Before the second phase of investigation began in April, the demonstrator aircraft had completed 23 test flights in the initial 13-week trials campaign last year, accruing 65 flight hours with up to three flights a week. Flaig reports that laminar flow—more stable than had been expected—was seen from the A340's very first flight.
Airbus has now concluded that the modified outer wings have reduced aircraft drag by more than was initially believed. This has encouraged the manufacturer to suggest that applying the technology to a future generation is more feasible than previously thought.
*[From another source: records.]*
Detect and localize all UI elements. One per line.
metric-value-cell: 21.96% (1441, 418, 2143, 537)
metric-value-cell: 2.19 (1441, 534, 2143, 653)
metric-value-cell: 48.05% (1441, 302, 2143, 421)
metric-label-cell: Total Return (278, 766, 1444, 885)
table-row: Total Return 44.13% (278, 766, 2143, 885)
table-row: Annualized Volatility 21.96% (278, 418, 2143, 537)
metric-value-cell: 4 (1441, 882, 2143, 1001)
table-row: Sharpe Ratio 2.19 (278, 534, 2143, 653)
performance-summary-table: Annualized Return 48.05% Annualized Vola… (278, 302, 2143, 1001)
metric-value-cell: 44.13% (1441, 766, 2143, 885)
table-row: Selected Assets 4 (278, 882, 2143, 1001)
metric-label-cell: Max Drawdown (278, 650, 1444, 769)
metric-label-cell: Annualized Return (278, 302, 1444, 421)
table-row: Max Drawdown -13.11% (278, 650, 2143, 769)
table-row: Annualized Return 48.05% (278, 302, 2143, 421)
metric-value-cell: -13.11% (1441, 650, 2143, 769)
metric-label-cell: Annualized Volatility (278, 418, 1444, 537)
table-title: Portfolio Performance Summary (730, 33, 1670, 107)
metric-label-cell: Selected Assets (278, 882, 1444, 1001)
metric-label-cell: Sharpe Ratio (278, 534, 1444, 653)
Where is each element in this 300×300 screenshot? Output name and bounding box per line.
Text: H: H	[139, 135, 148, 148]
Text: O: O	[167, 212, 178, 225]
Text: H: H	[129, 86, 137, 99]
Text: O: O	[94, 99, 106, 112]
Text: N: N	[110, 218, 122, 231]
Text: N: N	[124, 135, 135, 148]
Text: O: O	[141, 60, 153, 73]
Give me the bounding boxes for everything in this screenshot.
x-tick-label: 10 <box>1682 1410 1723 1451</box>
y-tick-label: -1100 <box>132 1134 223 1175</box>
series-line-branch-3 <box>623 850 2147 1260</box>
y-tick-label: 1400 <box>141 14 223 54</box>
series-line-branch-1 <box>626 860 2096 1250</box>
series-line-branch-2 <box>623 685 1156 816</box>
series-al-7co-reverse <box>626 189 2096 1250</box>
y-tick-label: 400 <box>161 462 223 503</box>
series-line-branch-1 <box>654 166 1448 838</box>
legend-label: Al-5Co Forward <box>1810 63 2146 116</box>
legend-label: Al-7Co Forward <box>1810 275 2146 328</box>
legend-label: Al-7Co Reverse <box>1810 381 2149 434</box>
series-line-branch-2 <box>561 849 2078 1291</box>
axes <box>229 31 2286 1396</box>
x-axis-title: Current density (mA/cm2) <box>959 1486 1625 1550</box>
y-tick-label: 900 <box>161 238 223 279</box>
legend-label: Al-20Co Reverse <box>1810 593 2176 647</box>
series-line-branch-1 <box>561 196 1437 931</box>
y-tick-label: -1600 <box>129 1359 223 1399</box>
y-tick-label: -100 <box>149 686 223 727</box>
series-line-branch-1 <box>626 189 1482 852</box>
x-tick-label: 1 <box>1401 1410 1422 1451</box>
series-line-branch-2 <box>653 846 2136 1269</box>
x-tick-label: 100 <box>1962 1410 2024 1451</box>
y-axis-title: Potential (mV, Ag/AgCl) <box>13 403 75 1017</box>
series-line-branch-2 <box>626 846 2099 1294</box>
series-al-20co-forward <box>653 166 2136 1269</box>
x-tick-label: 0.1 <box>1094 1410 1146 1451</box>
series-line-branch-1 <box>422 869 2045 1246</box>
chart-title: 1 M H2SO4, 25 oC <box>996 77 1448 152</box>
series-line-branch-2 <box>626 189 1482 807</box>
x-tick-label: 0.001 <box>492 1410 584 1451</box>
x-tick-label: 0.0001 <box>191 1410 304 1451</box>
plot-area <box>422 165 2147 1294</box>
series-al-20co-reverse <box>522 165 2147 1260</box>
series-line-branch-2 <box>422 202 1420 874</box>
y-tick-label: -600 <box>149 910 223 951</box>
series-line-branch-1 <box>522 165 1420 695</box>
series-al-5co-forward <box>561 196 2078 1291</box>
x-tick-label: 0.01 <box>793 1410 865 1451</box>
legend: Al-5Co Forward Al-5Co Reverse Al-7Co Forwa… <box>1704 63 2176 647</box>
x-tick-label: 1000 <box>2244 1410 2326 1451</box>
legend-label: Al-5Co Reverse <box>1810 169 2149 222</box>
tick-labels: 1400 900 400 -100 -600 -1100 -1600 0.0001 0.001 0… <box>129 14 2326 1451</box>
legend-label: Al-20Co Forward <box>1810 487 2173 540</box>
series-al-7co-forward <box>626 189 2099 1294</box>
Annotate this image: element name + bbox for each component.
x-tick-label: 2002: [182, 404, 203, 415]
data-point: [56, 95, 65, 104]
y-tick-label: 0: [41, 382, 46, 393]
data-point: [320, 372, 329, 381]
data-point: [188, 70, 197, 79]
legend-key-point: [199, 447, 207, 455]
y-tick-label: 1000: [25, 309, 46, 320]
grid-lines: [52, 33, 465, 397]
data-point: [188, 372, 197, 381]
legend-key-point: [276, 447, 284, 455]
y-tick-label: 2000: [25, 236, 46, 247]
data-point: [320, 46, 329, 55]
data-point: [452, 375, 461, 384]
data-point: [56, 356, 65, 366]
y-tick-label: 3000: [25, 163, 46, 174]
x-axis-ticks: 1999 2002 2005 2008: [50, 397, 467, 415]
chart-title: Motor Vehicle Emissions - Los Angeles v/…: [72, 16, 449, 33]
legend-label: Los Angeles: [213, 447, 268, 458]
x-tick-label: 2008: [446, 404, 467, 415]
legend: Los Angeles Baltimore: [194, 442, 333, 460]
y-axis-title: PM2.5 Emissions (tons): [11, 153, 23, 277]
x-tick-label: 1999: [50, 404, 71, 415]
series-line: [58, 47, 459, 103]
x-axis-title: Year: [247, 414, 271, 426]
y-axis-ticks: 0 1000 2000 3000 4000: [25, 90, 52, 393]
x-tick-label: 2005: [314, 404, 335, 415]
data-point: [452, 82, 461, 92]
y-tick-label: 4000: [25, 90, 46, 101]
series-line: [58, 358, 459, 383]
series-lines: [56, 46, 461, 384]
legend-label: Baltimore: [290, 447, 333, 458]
Flight-testing has demonstrated that the aerodynamic benefits of laminar-flow can be sustained at speeds of up to Mach 0.78, compared with a predicted requirement of Mach 0.75 to achieve targeted fuel savings. Despite slight differences in the increased aerodynamic efficiency of the two slightly different modified outer wings, Airbus confirms that the effects can be sustained.
The second flight-test phase now underway involves what Airbus terms aerodynamic "imperfections," involving laminar flow over a contaminated wing surface and after installation of a fixed Krüger leading-edge flap. This is intended to "extensively test and characterize" the robustness of laminarity in "representative operational conditions." The test aircraft is expected to fly at intervals of about three weeks, governed by changes to aircraft configuration.
Development of modifications for the test aircraft involved 21 European partners, 500 contributors, and some 6,500 components to produce the required parts:
- wing-joint "aero-fairings" that separate the "turbulent" inboard wing from the NLF sections;
- NLF-section wingtip pods that provide a defined flow pattern and accommodate flight-test equipment; and
- a digital mock-up of the new wing section outboard of the number-one (outer left) engine.
In April, having previously confirmed that the A340-based BLADE exercise has "no link to any possible future aircraft program," Airbus signed an "accord" with numerous stakeholders "to build on this program in the European framework of Clean Sky."